Eintracht im Doppeleinsatz: Marvin Gabriel über Heiligabend, Hinrunde und Hoffnung

„Man muss kein Prophet sein“

Sein Können wird gefragt sein: Eintracht Baunatals Spielmacher Marvin Gabriel, hier im Spiel gegen Aue. Foto:  Fischer/nh

Baunatal. An Ausruhen während der Festtage ist für Handball-Zweitligist Eintracht Baunatal nur bedingt zu denken.
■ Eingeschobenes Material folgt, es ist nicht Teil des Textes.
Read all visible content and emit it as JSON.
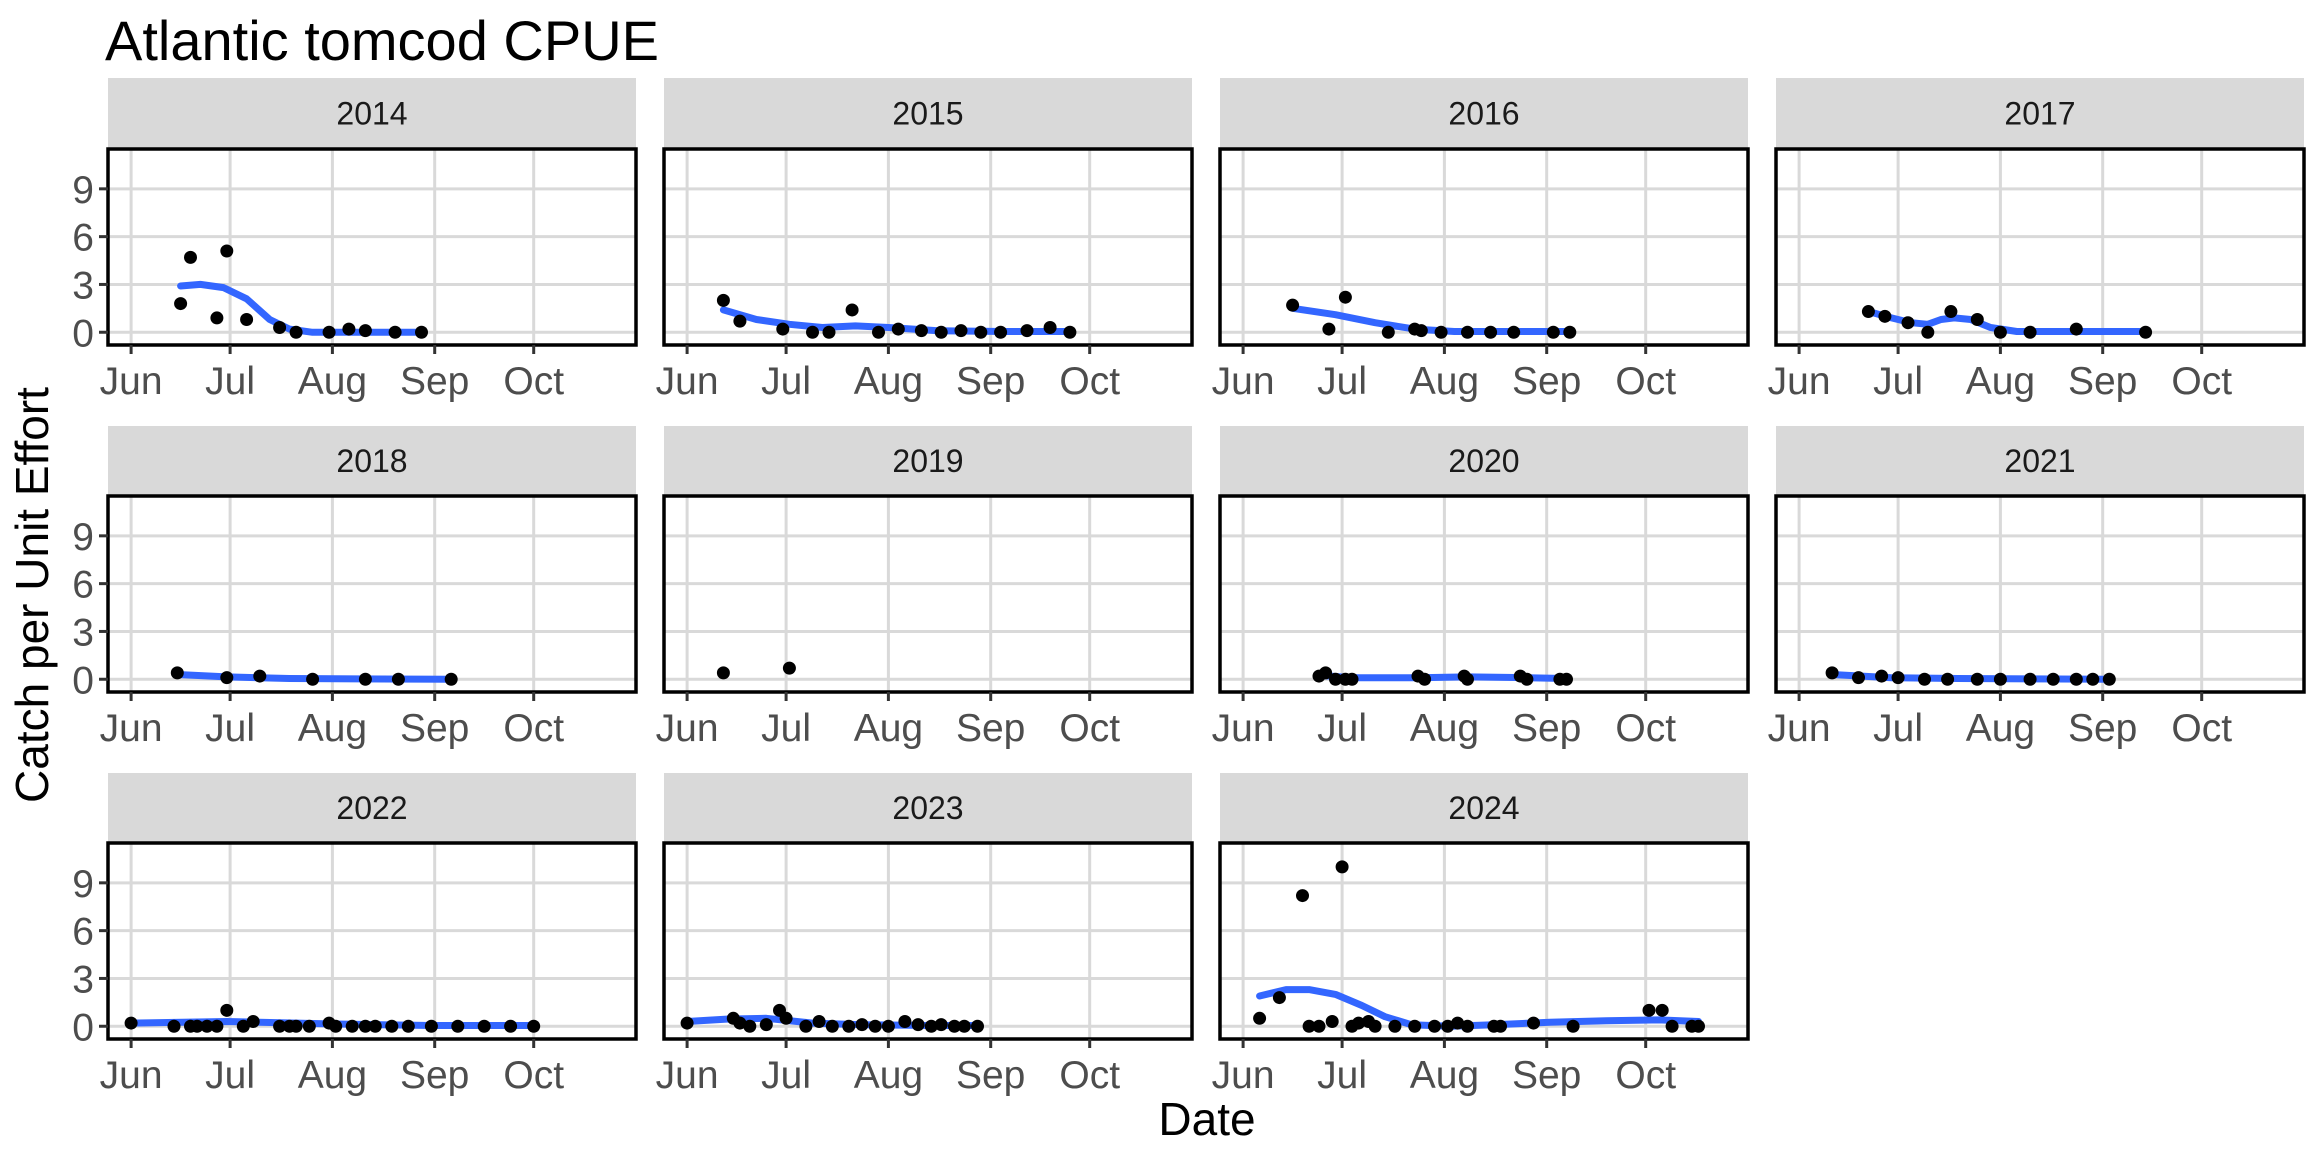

Am 2. Weihnachtstag gastieren die Großenritter zum Rückrundenauftakt ab 19.30 Uhr beim TV Großwallstadt, zwei Tage später steht das Heimspiel in der Rundsporthalle gegen Rimpar an (17 Uhr). Einer, der nach seiner Kapselverletzung im Finger zuletzt wieder mitwirken konnte, ist Marvin Gabriel. Er äußert sich im Vorfeld über ...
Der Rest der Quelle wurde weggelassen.